Many HF antennas don't need anything but coax attached, some need an impedance transformation and the vast majority can benefit from a common mode choke on the feedline. Take the OCFD, its usually tapped around the 200 ohm spot. Needs a transformer and will greatly benefit from a common mode choke. The common mode RF and radiation off the coax of an OCFD is so bad that one mfr puts a choke balun in a strategic spot and advertises their antenna now has a tuned vertical radiator on a few specific bands. Without that choke the whole feedline is a radiator. A 133ft 80-10m OCFD has been my main HF antenna for a couple of years now and I like it a lot but with a choke balun on the coax.
On any HF wire antenna I've had here, placing a good common mode choke, or choke balun with 30dB+ isolation has reduced my noise floor a lot on the lower HF bands. I run several radios with spectrum displays and its obvious, no choke, higher noise floor and birdies, cheap choke, a little improvement, really good choke, big cleanup of my noise floor and I can hear weak signals with chokes in line that I can't without the chokes.
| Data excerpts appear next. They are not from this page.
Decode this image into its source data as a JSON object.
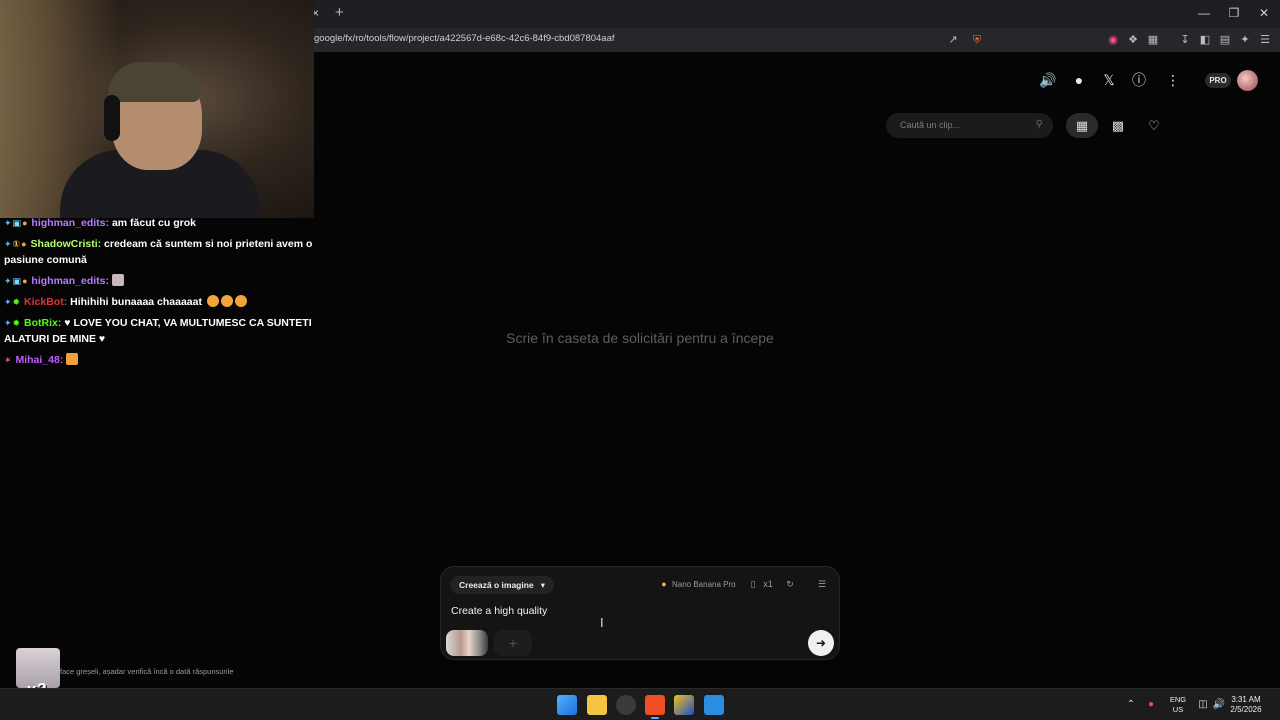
{
  "browser": {
    "url": "google/fx/ro/tools/flow/project/a422567d-e68c-42c6-84f9-cbd087804aaf",
    "new_tab_symbol": "+",
    "close_symbol": "×"
  },
  "header": {
    "pro_label": "PRO"
  },
  "gallery": {
    "search_placeholder": "Caută un clip..."
  },
  "main": {
    "empty_message": "Scrie în caseta de solicitări pentru a începe"
  },
  "composer": {
    "mode_label": "Creează o imagine",
    "model_label": "Nano Banana Pro",
    "count_label": "x1",
    "prompt_text": "Create a high quality"
  },
  "chat": {
    "messages": [
      {
        "user": "highman_edits:",
        "user_color": "#b77cff",
        "text": "am făcut cu grok"
      },
      {
        "user": "ShadowCristi:",
        "user_color": "#b6ff6b",
        "text": "credeam că suntem si noi prieteni avem o pasiune comună"
      },
      {
        "user": "highman_edits:",
        "user_color": "#b77cff",
        "text": ""
      },
      {
        "user": "KickBot:",
        "user_color": "#e0313f",
        "text": "Hihihihi bunaaaa chaaaaat"
      },
      {
        "user": "BotRix:",
        "user_color": "#53fc18",
        "text": "LOVE YOU CHAT, VA MULTUMESC CA SUNTETI ALATURI DE MINE"
      },
      {
        "user": "Mihai_48:",
        "user_color": "#c45dff",
        "text": ""
      }
    ],
    "sub_multiplier": "x2",
    "disclaimer": "face greșeli, așadar verifică încă o dată răspunsurile"
  },
  "taskbar": {
    "lang_line1": "ENG",
    "lang_line2": "US",
    "time": "3:31 AM",
    "date": "2/5/2026"
  },
  "colors": {
    "accent_blue": "#6aa7ff",
    "kick_green": "#53fc18"
  }
}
I and many people have RFI riding on the coax and getting in somewhere on the path between the radio and antenna where its picked up by the antenna and received. Two of my operating positions have computers, routers and other noise makers nearby where the coax runs parallel with computer power leads, CAT5, USB, etc. Not only does a choke balun at the antenna improve my reception, another one at the radio end reduced it a little more.
The first time I noticed this many years ago was with a G5RV type antenna with a poorly made 1:1 choke balun at the ladder line/coax junction that arced over. I replaced it with a much better choke and noticed my noise floor went down. I put a similar lousy one back and the noise floor went back up a little. I turned off all my computer junk in the shack that was near the coax and the noise went back down. I temporarily routed the coax to a different area away from the computers and related cables and low noise floor with computers on. I think I proved noise was riding up my coax to my antenna and that a very effective choke was snuffing it out.
Since then I've seen similar results on other setups and tested a dozen different brands of choke baluns both on air and on the test bench and found one brand stands out above all others and I put those on most everything or make home made copies of them. I also found most tubular shaped choke baluns are simply a string of ferrite beads over some coax. At best I've measured about 18 to 20dB of isolation on those and that peaks near the middle of the bands and is worse on 80m. The choke types with turns wrapped around a toroid ring can reach 30dB or a little more isolation but still favor one end of the HF band or the other. The best have multiple large beads or cores with separate windings around each one and even different mix ferrites to cover different parts of the HF band. These can reach 40dB or more isolation and cost a lot more to make but they really clean up problems and lower your noise floor to the limits.
We can agree most HF antennas don't require a choke on the feedline but I can say most will benefit from one.
Still a choke ain't a balun, although the end result can be the same. Sort of the difference between chopping off a finger with an axe instead of going to a surgeon.
As for an OCFD, I ran one for quite some time. Didn't get 'bit' even once (no balun/unun).
PRCGUY, you weren't being singled out with the ferrite core thingy, everybody is included in that. It seems every time someone talks about making or putting up an antenna a balun is always included. In most cases I think it's waste of time and money.